Evaluate Postfix Expression Using Stack in DSA Python - Time & Space Complexity

We want to understand how the time taken to evaluate a postfix expression changes as the expression gets longer.

Specifically, how does the number of steps grow when we use a stack to solve this?

Analyze the time complexity of the following code snippet.

def evaluate_postfix(expression):
    stack = []
    for char in expression:
        if char.isdigit():
            stack.append(int(char))
        else:
            right = stack.pop()
            left = stack.pop()
            if char == '+':
                stack.append(left + right)
            elif char == '*':
                stack.append(left * right)
    return stack.pop()
    

This code evaluates a postfix expression with single-digit numbers and '+' or '*' operators using a stack.

Identify the loops, recursion, array traversals that repeat.

• Primary operation: Looping through each character in the expression once.
• How many times: Exactly once for each character in the input expression.

Each character in the expression is processed once, so the steps grow directly with the length of the expression.

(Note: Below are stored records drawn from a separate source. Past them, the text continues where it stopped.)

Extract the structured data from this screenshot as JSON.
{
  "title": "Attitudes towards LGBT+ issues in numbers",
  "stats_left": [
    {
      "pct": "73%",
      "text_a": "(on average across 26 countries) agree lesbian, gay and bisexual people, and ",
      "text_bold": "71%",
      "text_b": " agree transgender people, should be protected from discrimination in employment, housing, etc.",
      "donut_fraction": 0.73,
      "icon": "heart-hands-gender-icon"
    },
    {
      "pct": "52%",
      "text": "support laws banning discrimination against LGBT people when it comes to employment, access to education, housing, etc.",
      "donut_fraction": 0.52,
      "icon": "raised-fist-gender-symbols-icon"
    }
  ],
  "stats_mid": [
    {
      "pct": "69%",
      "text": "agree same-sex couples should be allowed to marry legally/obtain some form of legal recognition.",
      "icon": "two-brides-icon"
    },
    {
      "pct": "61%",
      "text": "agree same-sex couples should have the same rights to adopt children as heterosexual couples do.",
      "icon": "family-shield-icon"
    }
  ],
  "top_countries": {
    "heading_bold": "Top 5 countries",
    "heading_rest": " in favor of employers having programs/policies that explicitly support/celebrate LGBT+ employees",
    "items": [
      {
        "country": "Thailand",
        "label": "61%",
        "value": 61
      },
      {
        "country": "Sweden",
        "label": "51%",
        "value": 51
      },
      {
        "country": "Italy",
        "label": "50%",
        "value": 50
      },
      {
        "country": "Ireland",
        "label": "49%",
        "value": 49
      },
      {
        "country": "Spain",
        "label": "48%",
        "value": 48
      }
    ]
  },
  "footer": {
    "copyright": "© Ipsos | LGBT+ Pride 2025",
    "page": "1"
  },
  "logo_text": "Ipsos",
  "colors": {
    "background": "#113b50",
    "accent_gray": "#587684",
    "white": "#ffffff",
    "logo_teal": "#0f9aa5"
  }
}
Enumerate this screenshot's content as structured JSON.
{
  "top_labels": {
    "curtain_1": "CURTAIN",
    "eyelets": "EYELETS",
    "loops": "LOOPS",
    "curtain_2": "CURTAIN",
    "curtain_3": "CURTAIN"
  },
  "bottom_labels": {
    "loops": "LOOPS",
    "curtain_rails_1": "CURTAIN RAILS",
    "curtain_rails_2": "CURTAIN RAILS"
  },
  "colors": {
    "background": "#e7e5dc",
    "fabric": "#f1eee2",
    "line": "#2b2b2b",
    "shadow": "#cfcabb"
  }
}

Input Size (n)	Approx. Operations
10	About 10 steps
100	About 100 steps
1000	About 1000 steps

Pattern observation: The number of operations increases in a straight line as the input size grows.

Time Complexity: O(n)

This means the time to evaluate grows directly in proportion to the length of the postfix expression.

[X] Wrong: "Evaluating postfix expressions takes more than linear time because of the stack operations."

[OK] Correct: Each character is handled once, and stack operations (push/pop) are very fast and happen only once per character, so overall time stays linear.

Understanding this linear time behavior helps you explain how stacks efficiently solve expression evaluation problems, a common topic in interviews.

"What if the expression contained multi-digit numbers separated by spaces? How would the time complexity change?"